Prime Highlights
- Cancer Core Europe’s Virtual Data Centre now holds data from 22,000 patients across four sites, with three more centres set to join.
- Under the European Health Data Space Regulation, secondary health data can be used for cancer research without patient consent, provided strict safeguards are in place.
Key Facts
- Cancer Core Europe brings together seven Comprehensive Cancer Centres across Paris, Stockholm, Barcelona, Cambridge, Heidelberg, Milan and Amsterdam, collectively treating 250,000 oncology patients each year.
- The European Health Data Space Regulation came into force in early 2025, creating a legal framework for cross-border health data sharing across Europe.
Background
Nearly 500 cancer researchers gathered at Karolinska Institutet in Stockholm to explore how cross-border data sharing can improve cancer treatment and push personalised medicine further across Europe.
A central topic at the meeting was the secondary use of health data, where patient records collected during treatment are repurposed for broader research. Experts said pooling data from multiple countries is now essential, as modern cancer research divides patients into increasingly specific groups based on mutations, tumour subtypes and treatment histories. Studying these smaller groups requires far larger datasets than any single country can provide.
Janne Lehtio, professor of medical proteomics at Karolinska Institutet, said aggregating data at the European level helps oncologists better understand cancer populations and deliver more effective, targeted therapies. He added that this work cannot move forward without access to real patient data.

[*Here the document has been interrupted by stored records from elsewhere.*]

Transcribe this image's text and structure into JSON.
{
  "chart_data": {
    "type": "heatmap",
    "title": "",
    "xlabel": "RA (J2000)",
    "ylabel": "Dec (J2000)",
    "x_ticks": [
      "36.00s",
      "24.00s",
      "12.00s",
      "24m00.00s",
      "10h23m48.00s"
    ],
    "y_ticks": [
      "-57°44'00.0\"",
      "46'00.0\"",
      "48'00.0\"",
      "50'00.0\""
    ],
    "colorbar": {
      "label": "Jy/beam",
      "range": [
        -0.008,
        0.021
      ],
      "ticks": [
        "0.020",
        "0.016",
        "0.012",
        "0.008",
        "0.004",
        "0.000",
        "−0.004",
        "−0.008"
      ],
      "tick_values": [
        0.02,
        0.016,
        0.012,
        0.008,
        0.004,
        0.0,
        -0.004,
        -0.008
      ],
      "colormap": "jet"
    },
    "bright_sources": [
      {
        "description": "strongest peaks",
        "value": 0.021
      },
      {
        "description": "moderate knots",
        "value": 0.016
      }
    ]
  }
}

One key initiative driving this effort is Cancer Core Europe’s Virtual Data Centre, which currently holds data from 22,000 patients across four of its seven member centres. A fifth centre recently began contributing, with the remaining two expected to follow. The platform collects genomic, pathological and clinical data and is seen as an early model for the European Health Data Space in action.
Before reaching researchers, data is anonymised and pseudonymised in line with GDPR requirements. Access to more sensitive records is handled through a strict legal framework.
Researchers said the ultimate goal is faster, better cancer care for patients across Europe.